A prime example of Hendo’s commitment to Liverpool was the way in which he has handled this Super League situation. Henderson took charge and called a meeting between every PL captain.

On top of that, he organised a Liverpool team talk over Whatsapp and instructed each player to post a unified statement on social media. This showed the world that Liverpool players were unified in their disdain for the new Super League.

LEEDS, ENGLAND – APRIL 19: Fans hold up a banner in protest against the European Super League outside the stadium prior to the Premier League match between Leeds United and Liverpool at Elland Road on April 19, 2021 in Leeds, England. (Photo by Clive Brunskill/Getty Images)

Additionally, Jurgen Klopp also played a part.
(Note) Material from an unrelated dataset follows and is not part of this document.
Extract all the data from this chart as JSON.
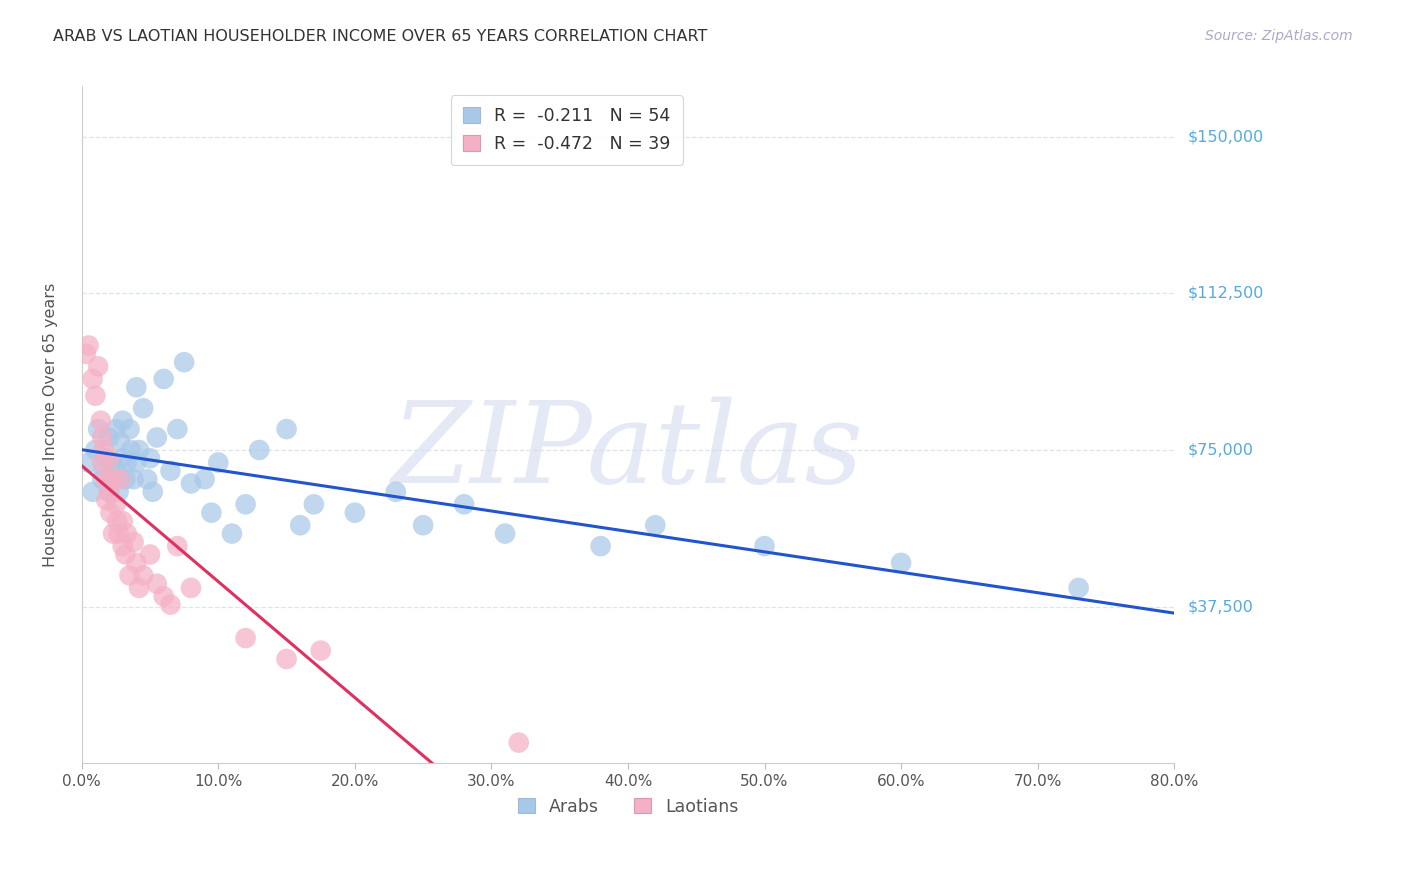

Since 2019, it has been well known that Klopp was against any idea of a Super League. When interviewed on Monday, Klopp reiterated the fact that he was against the Super League.

He also mentioned how he did not have much information on the plan, and that he did not appreciate the fact that this major news had broken just before a vital match against Leeds.

Because of Klopp and Henderson, Liverpool players and staff united to show that they were against this idea. With the supporters also voicing their disgust, John Henry had no choice but to retract the club from any Super League plans and apologise.